He speaks, too, of an imminent 'Kingdom of Heaven', and of 'End Times', of the 'coming of an anointed Prince', of a 'Son of Man' on whom 'was conferred sovereignty' (Daniel 7:13-14).

In Ezekiel, the relevant passage is the famous vision of a valley filled with dry bones, all of which, God announces, will live again:

I mean to raise you from your graves... and lead you back to the soil of Israel. And you will
know that I am Yahweh, when I open your graves and raise you from your graves... And I shall
put my spirit in you, and you will live...' (Ezekiel 37:12-14)

So important was this passage deemed to be that a copy of it was found buried under the floor of the synagogue at Masada.6

The concept of resurrection derived from Daniel and Ezekiel was picked up and adopted by the original 'zealots for the Law', the Maccabees.
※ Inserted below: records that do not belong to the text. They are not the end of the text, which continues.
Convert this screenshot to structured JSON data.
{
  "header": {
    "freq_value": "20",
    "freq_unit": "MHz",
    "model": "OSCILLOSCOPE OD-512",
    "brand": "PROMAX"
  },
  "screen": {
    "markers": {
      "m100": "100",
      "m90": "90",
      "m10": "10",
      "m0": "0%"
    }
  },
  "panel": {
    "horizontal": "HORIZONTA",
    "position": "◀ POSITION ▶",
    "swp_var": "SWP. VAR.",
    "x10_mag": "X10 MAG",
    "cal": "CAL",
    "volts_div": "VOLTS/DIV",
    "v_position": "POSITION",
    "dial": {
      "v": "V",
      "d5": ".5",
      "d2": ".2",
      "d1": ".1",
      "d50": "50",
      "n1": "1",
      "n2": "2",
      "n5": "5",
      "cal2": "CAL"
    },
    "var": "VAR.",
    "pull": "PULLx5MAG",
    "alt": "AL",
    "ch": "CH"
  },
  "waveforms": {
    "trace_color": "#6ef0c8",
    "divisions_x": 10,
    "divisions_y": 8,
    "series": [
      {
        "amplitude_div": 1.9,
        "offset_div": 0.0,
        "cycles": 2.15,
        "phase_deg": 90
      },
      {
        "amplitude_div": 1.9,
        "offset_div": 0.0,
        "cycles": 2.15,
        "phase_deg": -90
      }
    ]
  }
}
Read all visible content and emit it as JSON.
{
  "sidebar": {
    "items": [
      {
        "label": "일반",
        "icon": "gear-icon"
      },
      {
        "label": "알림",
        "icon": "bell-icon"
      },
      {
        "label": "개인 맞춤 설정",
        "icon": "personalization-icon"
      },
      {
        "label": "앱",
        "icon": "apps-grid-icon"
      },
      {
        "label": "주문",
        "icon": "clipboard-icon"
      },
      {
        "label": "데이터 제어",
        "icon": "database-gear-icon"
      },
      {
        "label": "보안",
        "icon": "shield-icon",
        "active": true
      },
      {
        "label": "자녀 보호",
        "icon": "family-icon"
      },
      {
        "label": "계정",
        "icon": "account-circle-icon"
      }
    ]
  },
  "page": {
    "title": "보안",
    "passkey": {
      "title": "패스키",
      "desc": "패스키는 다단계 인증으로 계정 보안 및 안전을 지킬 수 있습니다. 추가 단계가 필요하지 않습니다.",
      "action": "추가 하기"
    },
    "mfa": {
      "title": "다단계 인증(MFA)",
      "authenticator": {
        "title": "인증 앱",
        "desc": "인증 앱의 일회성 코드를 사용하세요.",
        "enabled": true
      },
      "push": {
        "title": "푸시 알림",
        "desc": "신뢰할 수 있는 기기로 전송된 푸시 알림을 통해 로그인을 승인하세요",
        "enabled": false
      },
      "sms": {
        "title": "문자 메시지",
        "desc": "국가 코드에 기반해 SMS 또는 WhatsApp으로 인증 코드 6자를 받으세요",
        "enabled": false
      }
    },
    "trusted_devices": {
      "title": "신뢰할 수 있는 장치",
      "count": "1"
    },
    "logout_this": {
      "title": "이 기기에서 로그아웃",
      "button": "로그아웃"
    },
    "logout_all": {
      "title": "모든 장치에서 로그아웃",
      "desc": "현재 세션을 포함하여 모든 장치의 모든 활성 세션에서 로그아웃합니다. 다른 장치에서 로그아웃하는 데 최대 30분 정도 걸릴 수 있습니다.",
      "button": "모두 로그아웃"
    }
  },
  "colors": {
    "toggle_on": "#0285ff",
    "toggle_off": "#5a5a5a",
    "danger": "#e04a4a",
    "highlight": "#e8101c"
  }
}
Thus, in the second book of Maccabees, it is used to encourage martyrdom for the sake of the Law. In 2 Maccabees 14:42, an Elder of Jerusalem kills himself rather than be captured and suffer outrages.

 

In 2 Maccabees 6:18ff., a priest and teacher of the Law kills himself as an 'example of how to make a good death... for the venerable and holy laws'. This incident, according to Eisenman, is the prototype for the establishment of later Zealot mentality.

 

The principle finds its fullest expression in 2 Maccabees 7, where seven brothers submit to death by torture rather than transgress the Law:

Said one brother, '... you may discharge us from this present life, but the king of the world will
raise us up, since it is for his laws that we die, to live again for ever.'

Another said, 'It was heaven that gave me these limbs; for the sake of his laws I disdain them;
from him I hope to receive them again.'

The next said to his tormentors, 'Ours is the better choice, to meet death at men's hands, yet
relying on God's promise that we shall be raised up by him; whereas for you... there can be no
resurrection, no new life.'

Here then, in the pre-Christian book of Maccabees, is the principle of bodily resurrection that will figure so prominently in later Christian theology. It is available, however, as the third of the above speeches makes clear, only to the righteous, to those 'zealous for the Law'.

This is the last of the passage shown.